A exposição traz obras de três artistas que se encontraram no ateliê de Sérgio Fingerman e aborda temas do contemporâneo
Redação Culturize-se
A exposição “Olhares Cruzados” é uma manifestação do descaso, da solidão e do apagamento, explorados pelos artistas do grupo Contraponto. Fátima Farkas, Hilário Kleiman e Isabella Cesar, unidos pelo curador Sérgio Fingerman, apresentam suas obras na Galeria Contraponto, localizada na Vila Madalena, em São Paulo, de 23 de junho a 1º de julho.
Fátima Farkas, cuja trajetória profissional começou no design e depois migrou para as artes plásticas através da escola do Parque Lage, possui uma forte conexão com as questões étnicas e culturais brasileiras.
A atmosfera da exposição é de introspecção. As 16 obras expostas, apresentadas em uma instalação única, retratam a violência silenciosa, a exclusão, o abandono e o apagamento social e cultural. Elas transitam entre uma aparência pictórica aparentemente ingênua e a desconstrução expressiva da imagem ou de sua essência.
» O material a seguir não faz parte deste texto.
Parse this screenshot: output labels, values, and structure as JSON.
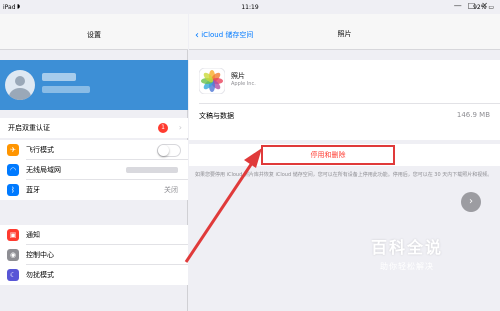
{
  "status_bar": {
    "device": "iPad",
    "time": "11:19",
    "battery": "92%"
  },
  "window_controls": {
    "minimize": "—",
    "maximize": "□",
    "close": "✕"
  },
  "sidebar": {
    "title": "设置",
    "two_factor": {
      "label": "开启双重认证",
      "badge": "1"
    },
    "items": [
      {
        "label": "飞行模式",
        "icon": "airplane-icon",
        "color": "#ff9500"
      },
      {
        "label": "无线局域网",
        "icon": "wifi-icon",
        "color": "#007aff"
      },
      {
        "label": "蓝牙",
        "icon": "bluetooth-icon",
        "color": "#007aff",
        "value": "关闭"
      },
      {
        "label": "通知",
        "icon": "notification-icon",
        "color": "#ff3b30"
      },
      {
        "label": "控制中心",
        "icon": "control-center-icon",
        "color": "#8e8e93"
      },
      {
        "label": "勿扰模式",
        "icon": "moon-icon",
        "color": "#5856d6"
      }
    ]
  },
  "detail": {
    "back_label": "iCloud 储存空间",
    "title": "照片",
    "app": {
      "name": "照片",
      "developer": "Apple Inc."
    },
    "docs_label": "文稿与数据",
    "docs_value": "146.9 MB",
    "delete_button": "停用和删除",
    "footnote": "如果您要停用 iCloud 照片库并恢复 iCloud 储存空间，您可以在所有设备上停用此功能。停用后，您可以在 30 天内下载照片和视频。"
  },
  "watermark": {
    "line1": "百科全说",
    "line2": "助你轻松解决"
  }
}
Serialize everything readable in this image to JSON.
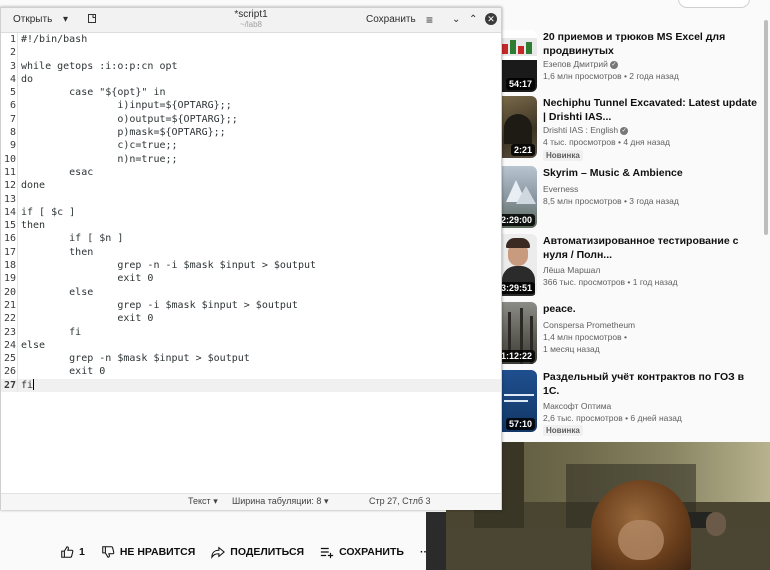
{
  "editor": {
    "open_label": "Открыть",
    "title": "*script1",
    "subtitle": "~/lab8",
    "save_label": "Сохранить",
    "lines": [
      "#!/bin/bash",
      "",
      "while getops :i:o:p:cn opt",
      "do",
      "        case \"${opt}\" in",
      "                i)input=${OPTARG};;",
      "                o)output=${OPTARG};;",
      "                p)mask=${OPTARG};;",
      "                c)c=true;;",
      "                n)n=true;;",
      "        esac",
      "done",
      "",
      "if [ $c ]",
      "then",
      "        if [ $n ]",
      "        then",
      "                grep -n -i $mask $input > $output",
      "                exit 0",
      "        else",
      "                grep -i $mask $input > $output",
      "                exit 0",
      "        fi",
      "else",
      "        grep -n $mask $input > $output",
      "        exit 0",
      "fi"
    ],
    "current_line": 27,
    "status": {
      "language": "Текст",
      "tab_width": "Ширина табуляции: 8",
      "position": "Стр 27, Стлб 3"
    }
  },
  "recommendations": [
    {
      "title": "20 приемов и трюков MS Excel для продвинутых",
      "channel": "Езепов Дмитрий",
      "verified": true,
      "meta": "1,6 млн просмотров • 2 года назад",
      "duration": "54:17",
      "badge": "",
      "thumb": "excel"
    },
    {
      "title": "Nechiphu Tunnel Excavated: Latest update | Drishti IAS...",
      "channel": "Drishti IAS : English",
      "verified": true,
      "meta": "4 тыс. просмотров • 4 дня назад",
      "duration": "2:21",
      "badge": "Новинка",
      "thumb": "tunnel"
    },
    {
      "title": "Skyrim – Music & Ambience",
      "channel": "Everness",
      "verified": false,
      "meta": "8,5 млн просмотров • 3 года назад",
      "duration": "2:29:00",
      "badge": "",
      "thumb": "skyrim"
    },
    {
      "title": "Автоматизированное тестирование с нуля / Полн...",
      "channel": "Лёша Маршал",
      "verified": false,
      "meta": "366 тыс. просмотров • 1 год назад",
      "duration": "3:29:51",
      "badge": "",
      "thumb": "person"
    },
    {
      "title": "peace.",
      "channel": "Conspersa Prometheum",
      "verified": false,
      "meta": "1,4 млн просмотров •",
      "meta2": "1 месяц назад",
      "duration": "1:12:22",
      "badge": "",
      "thumb": "forest"
    },
    {
      "title": "Раздельный учёт контрактов по ГОЗ в 1С.",
      "channel": "Максофт Оптима",
      "verified": false,
      "meta": "2,6 тыс. просмотров • 6 дней назад",
      "duration": "57:10",
      "badge": "Новинка",
      "thumb": "blue"
    }
  ],
  "actions": {
    "like_count": "1",
    "dislike": "НЕ НРАВИТСЯ",
    "share": "ПОДЕЛИТЬСЯ",
    "save": "СОХРАНИТЬ",
    "more": "···"
  }
}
Ao lado de personagens reconhecidos na tradição das lutas raciais, as obras também retratam imagens poderosas, veladas e disformes que nos questionam sobre o destino de tantos que desapareceram na história, como os milhares de escravizados abandonados em campo aberto para morrer no Cemitério dos Pretos Novos, na Gamboa, no Rio de Janeiro.
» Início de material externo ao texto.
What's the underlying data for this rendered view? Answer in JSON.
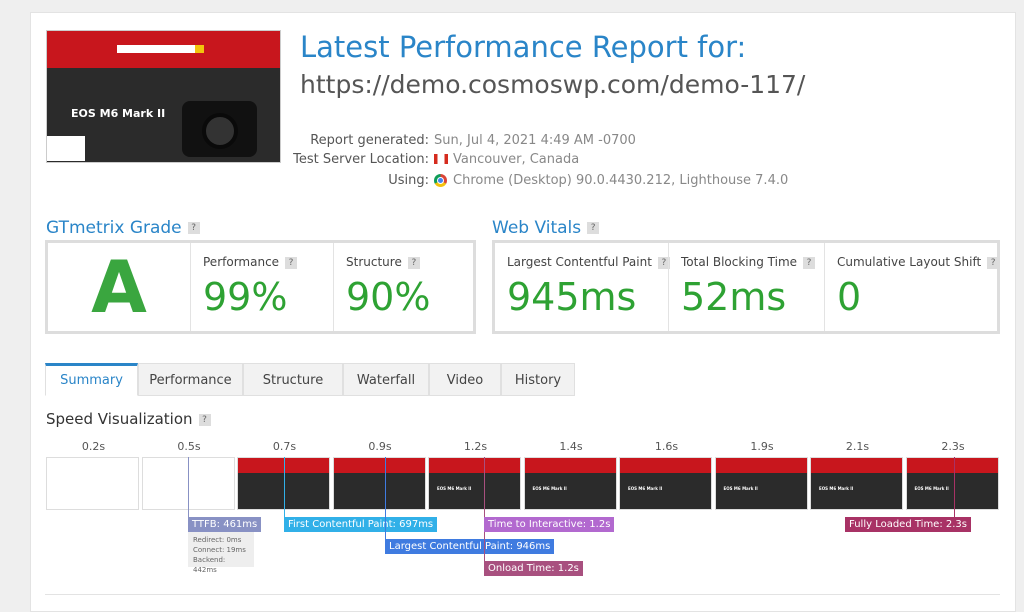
{
  "header": {
    "title": "Latest Performance Report for:",
    "url": "https://demo.cosmoswp.com/demo-117/",
    "thumbnail": {
      "hero_text": "EOS M6 Mark II"
    },
    "meta": [
      {
        "label": "Report generated:",
        "value": "Sun, Jul 4, 2021 4:49 AM -0700",
        "icon": ""
      },
      {
        "label": "Test Server Location:",
        "value": "Vancouver, Canada",
        "icon": "canada-flag-icon"
      },
      {
        "label": "Using:",
        "value": "Chrome (Desktop) 90.0.4430.212, Lighthouse 7.4.0",
        "icon": "chrome-icon"
      }
    ]
  },
  "grade": {
    "title": "GTmetrix Grade",
    "letter": "A",
    "performance_label": "Performance",
    "performance": "99%",
    "structure_label": "Structure",
    "structure": "90%",
    "color": "#2ea233"
  },
  "vitals": {
    "title": "Web Vitals",
    "items": [
      {
        "label": "Largest Contentful Paint",
        "value": "945ms"
      },
      {
        "label": "Total Blocking Time",
        "value": "52ms"
      },
      {
        "label": "Cumulative Layout Shift",
        "value": "0"
      }
    ]
  },
  "tabs": [
    "Summary",
    "Performance",
    "Structure",
    "Waterfall",
    "Video",
    "History"
  ],
  "speed": {
    "title": "Speed Visualization",
    "times": [
      "0.2s",
      "0.5s",
      "0.7s",
      "0.9s",
      "1.2s",
      "1.4s",
      "1.6s",
      "1.9s",
      "2.1s",
      "2.3s"
    ],
    "markers": {
      "ttfb": "TTFB: 461ms",
      "fcp": "First Contentful Paint: 697ms",
      "lcp": "Largest Contentful Paint: 946ms",
      "tti": "Time to Interactive: 1.2s",
      "onload": "Onload Time: 1.2s",
      "fully": "Fully Loaded Time: 2.3s"
    },
    "ttfb_breakdown": [
      "Redirect: 0ms",
      "Connect: 19ms",
      "Backend: 442ms"
    ]
  }
}
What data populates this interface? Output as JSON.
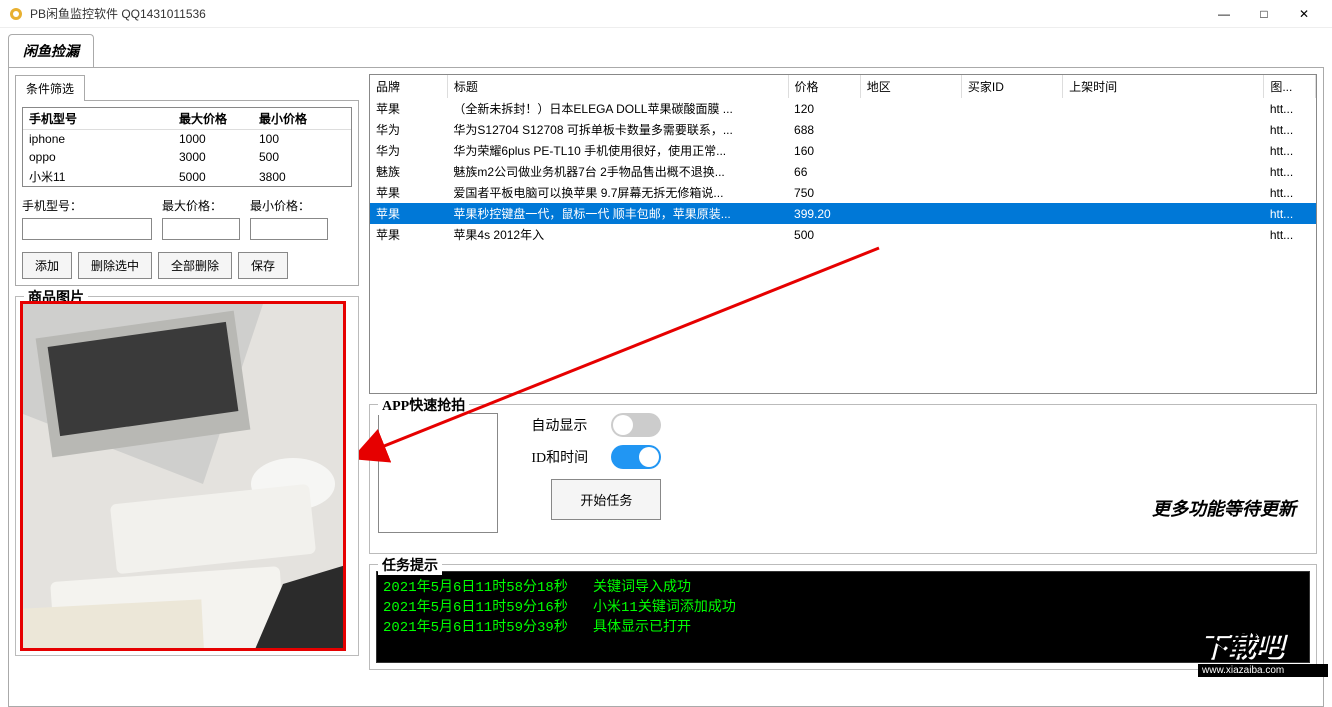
{
  "window": {
    "title": "PB闲鱼监控软件 QQ1431011536",
    "minimize": "—",
    "maximize": "□",
    "close": "✕"
  },
  "mainTab": "闲鱼捡漏",
  "filter": {
    "tab": "条件筛选",
    "cols": {
      "model": "手机型号",
      "max": "最大价格",
      "min": "最小价格"
    },
    "rows": [
      {
        "model": "iphone",
        "max": "1000",
        "min": "100"
      },
      {
        "model": "oppo",
        "max": "3000",
        "min": "500"
      },
      {
        "model": "小米11",
        "max": "5000",
        "min": "3800"
      }
    ],
    "inputLabels": {
      "model": "手机型号：",
      "max": "最大价格：",
      "min": "最小价格："
    },
    "buttons": {
      "add": "添加",
      "delSel": "删除选中",
      "delAll": "全部删除",
      "save": "保存"
    }
  },
  "productImage": {
    "legend": "商品图片"
  },
  "results": {
    "cols": {
      "brand": "品牌",
      "title": "标题",
      "price": "价格",
      "region": "地区",
      "buyer": "买家ID",
      "listed": "上架时间",
      "img": "图..."
    },
    "rows": [
      {
        "brand": "苹果",
        "title": "（全新未拆封！）日本ELEGA DOLL苹果碳酸面膜 ...",
        "price": "120",
        "img": "htt..."
      },
      {
        "brand": "华为",
        "title": "华为S12704 S12708 可拆单板卡数量多需要联系，...",
        "price": "688",
        "img": "htt..."
      },
      {
        "brand": "华为",
        "title": "华为荣耀6plus PE-TL10 手机使用很好，使用正常...",
        "price": "160",
        "img": "htt..."
      },
      {
        "brand": "魅族",
        "title": "魅族m2公司做业务机器7台   2手物品售出概不退换...",
        "price": "66",
        "img": "htt..."
      },
      {
        "brand": "苹果",
        "title": "爱国者平板电脑可以换苹果 9.7屏幕无拆无修箱说...",
        "price": "750",
        "img": "htt..."
      },
      {
        "brand": "苹果",
        "title": "苹果秒控键盘一代，鼠标一代 顺丰包邮，苹果原装...",
        "price": "399.20",
        "img": "htt...",
        "selected": true
      },
      {
        "brand": "苹果",
        "title": "苹果4s 2012年入",
        "price": "500",
        "img": "htt..."
      }
    ]
  },
  "app": {
    "legend": "APP快速抢拍",
    "autoShow": "自动显示",
    "idTime": "ID和时间",
    "start": "开始任务",
    "more": "更多功能等待更新"
  },
  "task": {
    "legend": "任务提示",
    "lines": [
      "2021年5月6日11时58分18秒   关键词导入成功",
      "2021年5月6日11时59分16秒   小米11关键词添加成功",
      "2021年5月6日11时59分39秒   具体显示已打开"
    ]
  },
  "watermark": {
    "logo": "下载吧",
    "url": "www.xiazaiba.com"
  }
}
Segundo Sérgio Fingerman, a curadoria de Fátima “evoca as singularidades desses personagens, suas lutas, clamando por um pertencimento humanitário em nossa sociedade”, por meio de uma fina ironia.
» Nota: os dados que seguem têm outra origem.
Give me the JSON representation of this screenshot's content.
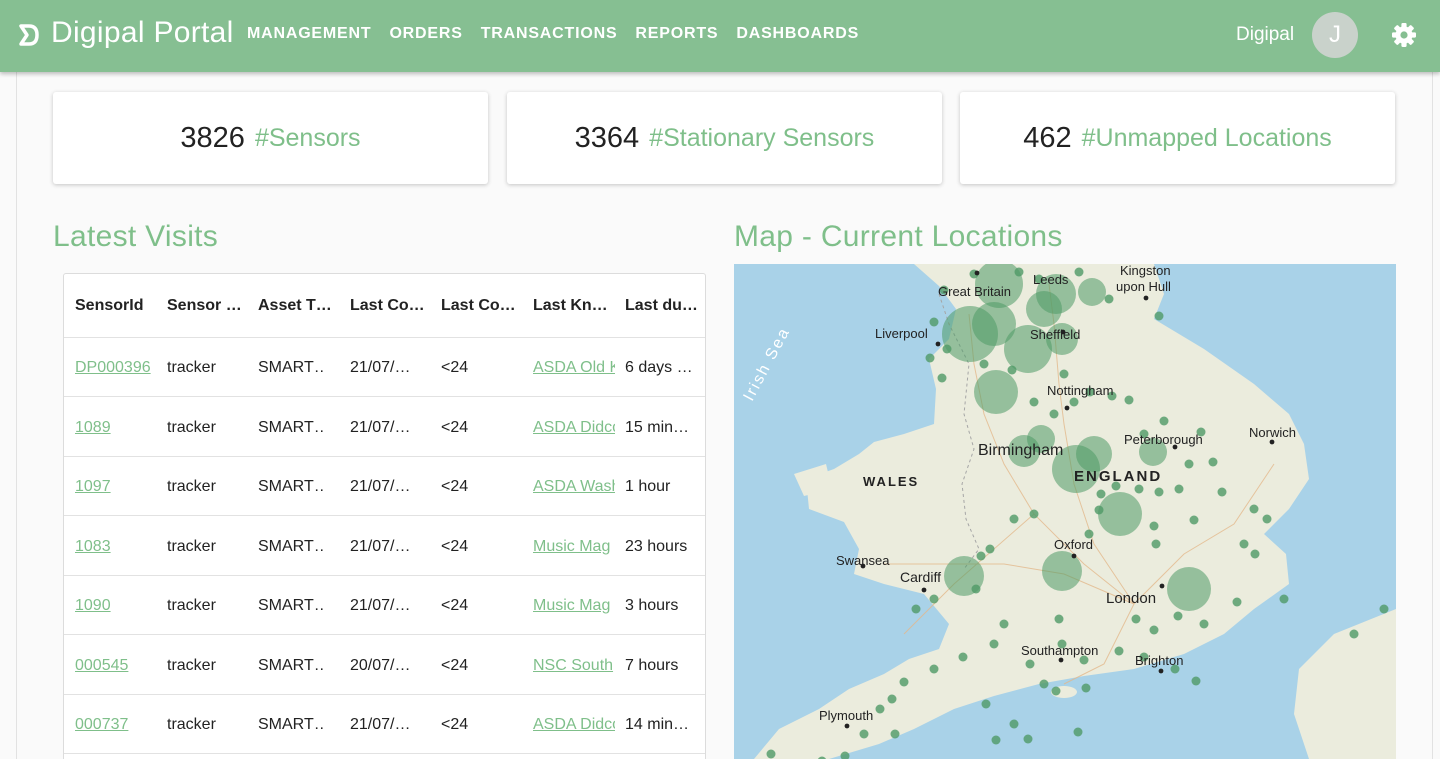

Embora seja um tema recorrente nas preocupações contemporâneas, Fátima foi profundamente marcada não apenas pelos personagens que superaram sua herança traumática, mas também pela emoção avassaladora de pisar no solo manchado pelo genocídio e pela diáspora africana no Valongo e no Instituto dos Pretos Novos, no Rio.
A artista Isabella Cesar explora os aspectos das imagens que sofrem com o desgaste do tempo. Durante a pandemia, ela produziu uma série de fotografias que retratam a aparência deteriorada da piscina de uma propriedade vizinha. O silêncio do abandono provocado pela imagem em decadência tocou profundamente Isabella, que passou meses capturando diariamente a aparência da piscina. Essa sensação de abandono, esquecimento e descaso com a realidade inspirou reflexões silenciosas e perturbadoras na artista. Ela passou a estabelecer um diálogo artístico com a realidade da piscina, buscando extrair um encantamento da degradação. As intensas chuvas que ocorreram naqueles meses trouxeram sutileza, leveza e até mesmo uma doçura à deterioração. Isabella explica que “aquarelando sobre as imagens, explorei o território do encantamento, extraindo uma realidade nova e lírica do desgaste do tempo”.
Sobre as pinturas de Isabella Cesar, Fingermann afirma que ela cria composições quase abstratas de detalhes arquitetônicos de piscinas, pintando sobre imagens fotográficas. O tema da piscina é um pretexto para criar um espaço onírico e quase musical. A ordem geométrica cede lugar a interferências inesperadas de interpretações e divagações.
Hilário Kleiman, atento ao movimento artístico nacional e discípulo de Dalton de Lucca, Setsuko Katayama, Manoel Fernandes e Paulo Pasta, revela em suas obras a preocupação com o que resta da percepção de humanidade. Ele provoca o observador a contemplar suas pinturas oníricas, nas quais há sempre uma estranheza presente que confere um tom melancólico às obras, levando o observador a refletir sobre o que está realmente vendo. Fingermann descreve as telas de Hilário Kleiman como pequenas cenas, sintéticas e quase fotográficas, que carregam um mistério, solidão e melancolia. As pinturas mostram fragmentos de casas, salas e ruas sem a presença humana.